UT Faculty Member Chosen to Lead Law School: Sager Joined Staff in ’02, Fills Position Left By New University President
By James M. O’Neill, The Dallas Morning News
May 11–The University of Texas at Austin has chosen one of its own, a nationally recognized constitutional law scholar, to head the university’s law school.
Lawrence Sager, 64, who joined the UT law school faculty in 2002 after 25 years at New York University, becomes the law school’s 13th dean, replacing William Powers Jr., UT-Austin’s new president.
“We recruited Larry to the campus about four years ago as one of the leading constitutional scholars in the country, and as a bonus he also was enthusiastic about being a major player in helping build the law school,” Mr. Powers said. “That vision and ambition for our law school is a terrific asset we’re going to have under his leadership.”
Mr. Sager said that when he put his name in for consideration at UT, another prominent law school asked him to consider its own opening as dean.
But he said he turned down that chance in large part because of the opportunity to work so closely with Mr. Powers, whom he said he respects highly.
One of the largest challenges facing the new dean will be retaining UT’s stars on its law faculty and enticing young prospects to come aboard. That will require a significant fundraising effort to ensure that the school has the money to compete.
These days, the competition is intense for top faculty members, not only from other law schools, but from the private sector as well. Mr. Sager noted that young associates routinely start at law firms in Dallas or Houston making $140,000 or more.
In addition to fundraising, he said, there are several ways to attract and retain talent.
“We need to make it clear that good scholarship and teaching are prized and that your colleagues will be an important part of your intellectual growth,” he said.
He said the fact that he comes to the dean’s chair not as a seasoned administrator but as an academic reinforces the idea that UT’s law school values scholarship and teaching.
Mr. Sager grew up in Southern California, and he said Austin reminds him of the California of his childhood.
He said that during his first semester at Pomona College as an undergraduate, he took a course on government. That sparked a lifelong fascination with the U.S. Constitution. Constitutional law has become his specialty.
He has written extensively on the subject and has two forthcoming books.
One will look at religious liberty, and another, Justice in Plainclothes: A Theory of American Constitutional Practice, provides a systematic account of the central features of American constitutionalism.
Mr. Sager is married to Jane M. Cohen, a law professor at UT. They have nine children. Seven are adults, and two are twin 9-year-old girls.

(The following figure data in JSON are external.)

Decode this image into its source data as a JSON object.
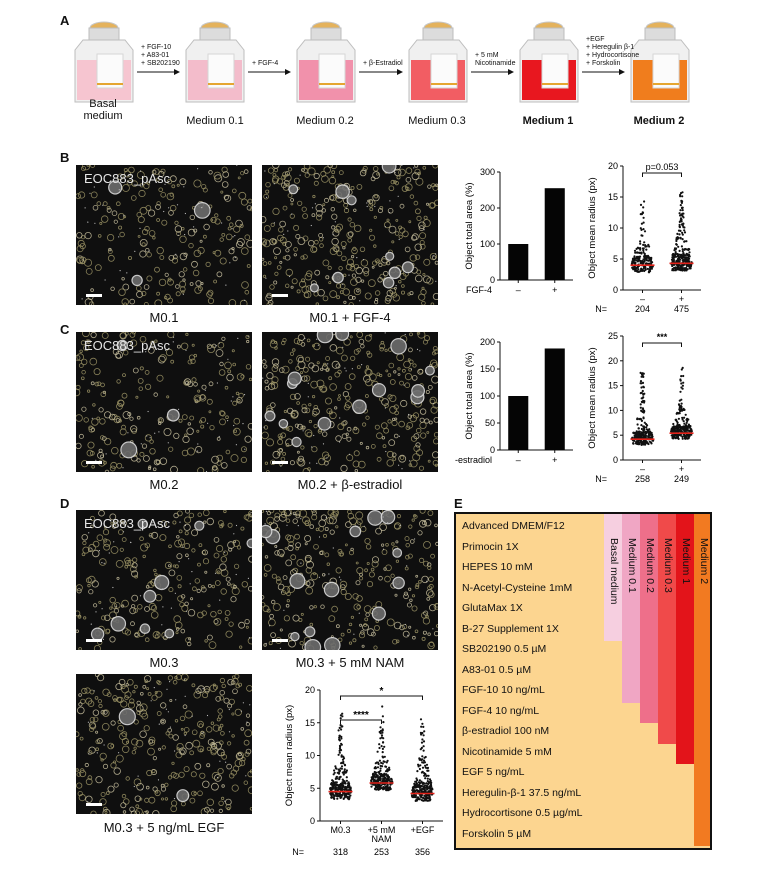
{
  "panel_labels": {
    "a": "A",
    "b": "B",
    "c": "C",
    "d": "D",
    "e": "E"
  },
  "panel_a": {
    "steps": [
      {
        "name_line1": "Basal",
        "name_line2": "medium",
        "bold": false,
        "liquid": "#f6c5d0"
      },
      {
        "name_line1": "Medium 0.1",
        "name_line2": "",
        "bold": false,
        "liquid": "#f3bccb"
      },
      {
        "name_line1": "Medium 0.2",
        "name_line2": "",
        "bold": false,
        "liquid": "#f191ab"
      },
      {
        "name_line1": "Medium 0.3",
        "name_line2": "",
        "bold": false,
        "liquid": "#f25d63"
      },
      {
        "name_line1": "Medium 1",
        "name_line2": "",
        "bold": true,
        "liquid": "#e8171f"
      },
      {
        "name_line1": "Medium 2",
        "name_line2": "",
        "bold": true,
        "liquid": "#f07d1d"
      }
    ],
    "arrows": [
      {
        "lines": [
          "+ FGF-10",
          "+ A83-01",
          "+ SB202190"
        ]
      },
      {
        "lines": [
          "+ FGF-4"
        ]
      },
      {
        "lines": [
          "+ β-Estradiol"
        ]
      },
      {
        "lines": [
          "+ 5 mM",
          "Nicotinamide"
        ]
      },
      {
        "lines": [
          "+EGF",
          "+ Heregulin β-1",
          "+ Hydrocortisone",
          "+ Forskolin"
        ]
      }
    ]
  },
  "micrographs": {
    "sample_label": "EOC883_pAsc",
    "captions": {
      "b1": "M0.1",
      "b2": "M0.1 + FGF-4",
      "c1": "M0.2",
      "c2": "M0.2 + β-estradiol",
      "d1": "M0.3",
      "d2": "M0.3 + 5 mM NAM",
      "d3": "M0.3 + 5 ng/mL EGF"
    }
  },
  "chart_data": [
    {
      "id": "B-area",
      "type": "bar",
      "ylabel": "Object total area (%)",
      "ylim": [
        0,
        300
      ],
      "yticks": [
        0,
        100,
        200,
        300
      ],
      "group_label": "FGF-4",
      "categories": [
        "–",
        "+"
      ],
      "values": [
        100,
        255
      ]
    },
    {
      "id": "B-radius",
      "type": "scatter",
      "ylabel": "Object mean radius (px)",
      "ylim": [
        0,
        20
      ],
      "yticks": [
        0,
        5,
        10,
        15,
        20
      ],
      "categories": [
        "–",
        "+"
      ],
      "medians": [
        4.0,
        4.3
      ],
      "n_label": "N=",
      "n": [
        "204",
        "475"
      ],
      "annotation": "p=0.053"
    },
    {
      "id": "C-area",
      "type": "bar",
      "ylabel": "Object total area (%)",
      "ylim": [
        0,
        200
      ],
      "yticks": [
        0,
        50,
        100,
        150,
        200
      ],
      "group_label": "β-estradiol",
      "categories": [
        "–",
        "+"
      ],
      "values": [
        100,
        188
      ]
    },
    {
      "id": "C-radius",
      "type": "scatter",
      "ylabel": "Object mean radius (px)",
      "ylim": [
        0,
        25
      ],
      "yticks": [
        0,
        5,
        10,
        15,
        20,
        25
      ],
      "categories": [
        "–",
        "+"
      ],
      "medians": [
        4.2,
        5.4
      ],
      "n_label": "N=",
      "n": [
        "258",
        "249"
      ],
      "annotation": "***"
    },
    {
      "id": "D-radius",
      "type": "scatter",
      "ylabel": "Object mean radius (px)",
      "ylim": [
        0,
        20
      ],
      "yticks": [
        0,
        5,
        10,
        15,
        20
      ],
      "categories": [
        "M0.3",
        "+5 mM",
        "+EGF"
      ],
      "category_sub": [
        "",
        "NAM",
        ""
      ],
      "medians": [
        4.5,
        5.8,
        4.2
      ],
      "n_label": "N=",
      "n": [
        "318",
        "253",
        "356"
      ],
      "annotations": [
        "****",
        "*"
      ]
    }
  ],
  "panel_e": {
    "ingredients": [
      "Advanced DMEM/F12",
      "Primocin 1X",
      "HEPES 10 mM",
      "N-Acetyl-Cysteine 1mM",
      "GlutaMax 1X",
      "B-27 Supplement 1X",
      "SB202190 0.5 µM",
      "A83-01 0.5 µM",
      "FGF-10 10 ng/mL",
      "FGF-4 10 ng/mL",
      "β-estradiol 100 nM",
      "Nicotinamide 5 mM",
      "EGF 5 ng/mL",
      "Heregulin-β-1 37.5 ng/mL",
      "Hydrocortisone 0.5 µg/mL",
      "Forskolin 5 µM"
    ],
    "media": [
      {
        "name": "Basal medium",
        "color": "#f6cfe0",
        "last_row": 5
      },
      {
        "name": "Medium 0.1",
        "color": "#f0a6c4",
        "last_row": 8
      },
      {
        "name": "Medium 0.2",
        "color": "#ee6f8a",
        "last_row": 9
      },
      {
        "name": "Medium 0.3",
        "color": "#f04a4a",
        "last_row": 10
      },
      {
        "name": "Medium 1",
        "color": "#e3141a",
        "last_row": 11
      },
      {
        "name": "Medium 2",
        "color": "#f27a21",
        "last_row": 15
      }
    ]
  }
}
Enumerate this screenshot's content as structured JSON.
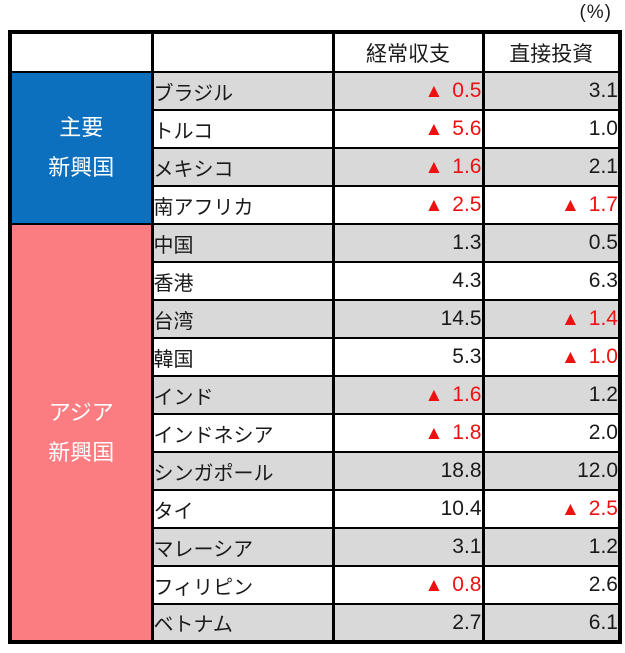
{
  "unit_label": "(%)",
  "colors": {
    "border": "#000000",
    "text": "#1a1a1a",
    "stripe": "#d9d9d9",
    "negative": "#ee1111",
    "header_bg": "#ffffff"
  },
  "table": {
    "negative_marker": "▲",
    "columns": [
      {
        "label": "経常収支"
      },
      {
        "label": "直接投資"
      }
    ],
    "groups": [
      {
        "label_lines": [
          "主要",
          "新興国"
        ],
        "color": "#0d70be",
        "rows": [
          {
            "country": "ブラジル",
            "current_account": {
              "negative": true,
              "value": "0.5"
            },
            "direct_investment": {
              "negative": false,
              "value": "3.1"
            }
          },
          {
            "country": "トルコ",
            "current_account": {
              "negative": true,
              "value": "5.6"
            },
            "direct_investment": {
              "negative": false,
              "value": "1.0"
            }
          },
          {
            "country": "メキシコ",
            "current_account": {
              "negative": true,
              "value": "1.6"
            },
            "direct_investment": {
              "negative": false,
              "value": "2.1"
            }
          },
          {
            "country": "南アフリカ",
            "current_account": {
              "negative": true,
              "value": "2.5"
            },
            "direct_investment": {
              "negative": true,
              "value": "1.7"
            }
          }
        ]
      },
      {
        "label_lines": [
          "アジア",
          "新興国"
        ],
        "color": "#fb7d81",
        "rows": [
          {
            "country": "中国",
            "current_account": {
              "negative": false,
              "value": "1.3"
            },
            "direct_investment": {
              "negative": false,
              "value": "0.5"
            }
          },
          {
            "country": "香港",
            "current_account": {
              "negative": false,
              "value": "4.3"
            },
            "direct_investment": {
              "negative": false,
              "value": "6.3"
            }
          },
          {
            "country": "台湾",
            "current_account": {
              "negative": false,
              "value": "14.5"
            },
            "direct_investment": {
              "negative": true,
              "value": "1.4"
            }
          },
          {
            "country": "韓国",
            "current_account": {
              "negative": false,
              "value": "5.3"
            },
            "direct_investment": {
              "negative": true,
              "value": "1.0"
            }
          },
          {
            "country": "インド",
            "current_account": {
              "negative": true,
              "value": "1.6"
            },
            "direct_investment": {
              "negative": false,
              "value": "1.2"
            }
          },
          {
            "country": "インドネシア",
            "current_account": {
              "negative": true,
              "value": "1.8"
            },
            "direct_investment": {
              "negative": false,
              "value": "2.0"
            }
          },
          {
            "country": "シンガポール",
            "current_account": {
              "negative": false,
              "value": "18.8"
            },
            "direct_investment": {
              "negative": false,
              "value": "12.0"
            }
          },
          {
            "country": "タイ",
            "current_account": {
              "negative": false,
              "value": "10.4"
            },
            "direct_investment": {
              "negative": true,
              "value": "2.5"
            }
          },
          {
            "country": "マレーシア",
            "current_account": {
              "negative": false,
              "value": "3.1"
            },
            "direct_investment": {
              "negative": false,
              "value": "1.2"
            }
          },
          {
            "country": "フィリピン",
            "current_account": {
              "negative": true,
              "value": "0.8"
            },
            "direct_investment": {
              "negative": false,
              "value": "2.6"
            }
          },
          {
            "country": "ベトナム",
            "current_account": {
              "negative": false,
              "value": "2.7"
            },
            "direct_investment": {
              "negative": false,
              "value": "6.1"
            }
          }
        ]
      }
    ]
  },
  "chart_data": {
    "type": "table",
    "title": "",
    "unit": "(%)",
    "columns": [
      "経常収支",
      "直接投資"
    ],
    "negative_marker": "▲",
    "row_groups": [
      {
        "group": "主要新興国",
        "rows": [
          {
            "country": "ブラジル",
            "経常収支": -0.5,
            "直接投資": 3.1
          },
          {
            "country": "トルコ",
            "経常収支": -5.6,
            "直接投資": 1.0
          },
          {
            "country": "メキシコ",
            "経常収支": -1.6,
            "直接投資": 2.1
          },
          {
            "country": "南アフリカ",
            "経常収支": -2.5,
            "直接投資": -1.7
          }
        ]
      },
      {
        "group": "アジア新興国",
        "rows": [
          {
            "country": "中国",
            "経常収支": 1.3,
            "直接投資": 0.5
          },
          {
            "country": "香港",
            "経常収支": 4.3,
            "直接投資": 6.3
          },
          {
            "country": "台湾",
            "経常収支": 14.5,
            "直接投資": -1.4
          },
          {
            "country": "韓国",
            "経常収支": 5.3,
            "直接投資": -1.0
          },
          {
            "country": "インド",
            "経常収支": -1.6,
            "直接投資": 1.2
          },
          {
            "country": "インドネシア",
            "経常収支": -1.8,
            "直接投資": 2.0
          },
          {
            "country": "シンガポール",
            "経常収支": 18.8,
            "直接投資": 12.0
          },
          {
            "country": "タイ",
            "経常収支": 10.4,
            "直接投資": -2.5
          },
          {
            "country": "マレーシア",
            "経常収支": 3.1,
            "直接投資": 1.2
          },
          {
            "country": "フィリピン",
            "経常収支": -0.8,
            "直接投資": 2.6
          },
          {
            "country": "ベトナム",
            "経常収支": 2.7,
            "直接投資": 6.1
          }
        ]
      }
    ]
  }
}
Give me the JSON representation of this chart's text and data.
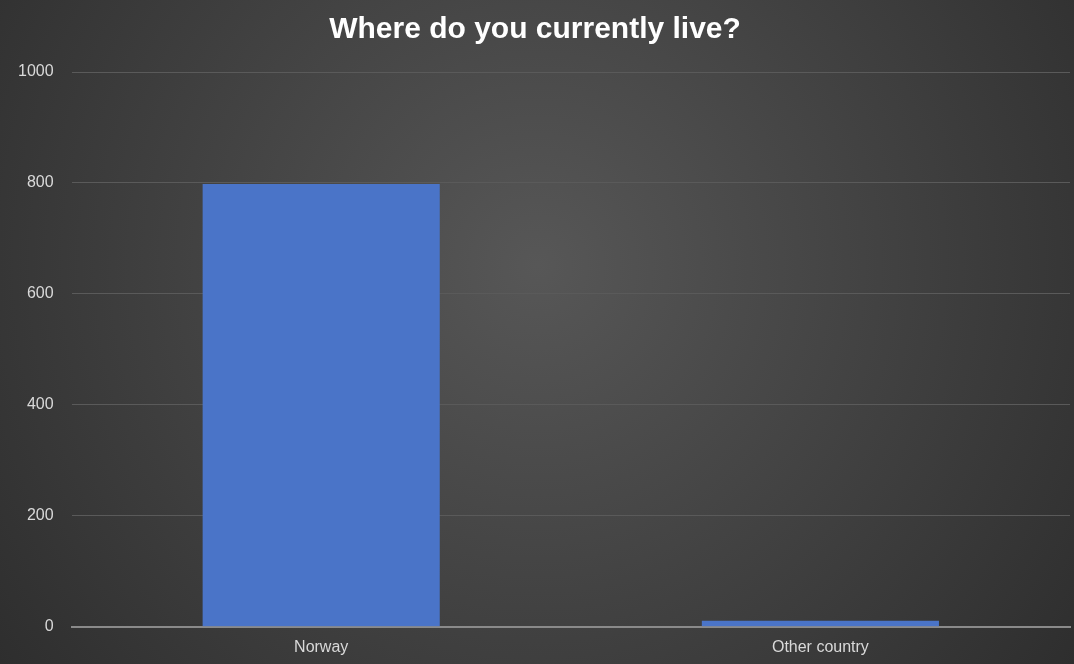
{
  "chart_data": {
    "type": "bar",
    "title": "Where do you currently live?",
    "categories": [
      "Norway",
      "Other country"
    ],
    "values": [
      798,
      11
    ],
    "color": "#4a74c8",
    "ylim": [
      0,
      1000
    ],
    "yticks": [
      0,
      200,
      400,
      600,
      800,
      1000
    ],
    "grid": "y"
  }
}
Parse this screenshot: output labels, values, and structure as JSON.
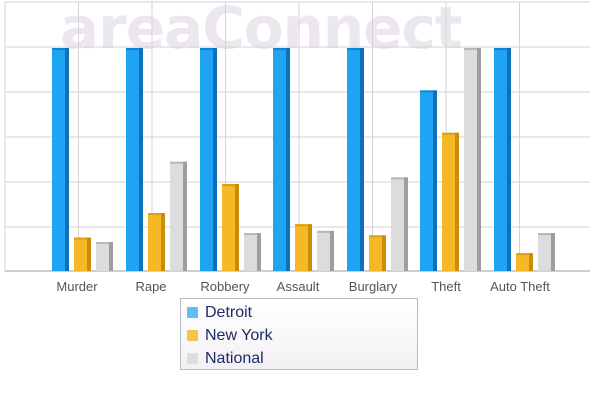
{
  "watermark": "areaConnect",
  "colors": {
    "detroit": "#1ea4f2",
    "detroit_dark": "#0f6fb8",
    "new_york": "#f5b925",
    "new_york_dark": "#c98d0a",
    "national": "#dcdcdc",
    "national_dark": "#9e9e9e",
    "grid": "#d3d3d3",
    "legend_text": "#1e2b66"
  },
  "chart_data": {
    "type": "bar",
    "categories": [
      "Murder",
      "Rape",
      "Robbery",
      "Assault",
      "Burglary",
      "Theft",
      "Auto Theft"
    ],
    "ylim": [
      0,
      100
    ],
    "grid": true,
    "legend_position": "bottom",
    "series": [
      {
        "name": "Detroit",
        "values": [
          100,
          100,
          100,
          100,
          100,
          81,
          100
        ]
      },
      {
        "name": "New York",
        "values": [
          15,
          26,
          39,
          21,
          16,
          62,
          8
        ]
      },
      {
        "name": "National",
        "values": [
          13,
          49,
          17,
          18,
          42,
          100,
          17
        ]
      }
    ]
  }
}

He enjoys hiking, computer programming and tinkering with his old Saab convertible. He and his wife are avid photographers, and they make occasional trips to a small house they own in Umbria, Italy, near the Tuscan border.
In addition to his many years at NYU, Mr. Sager has also taught at Harvard, Princeton, Boston University, UCLA and the University of Michigan.
He earned a bachelor’s degree from Pomona in 1963 and a law degree from Columbia University in 1966.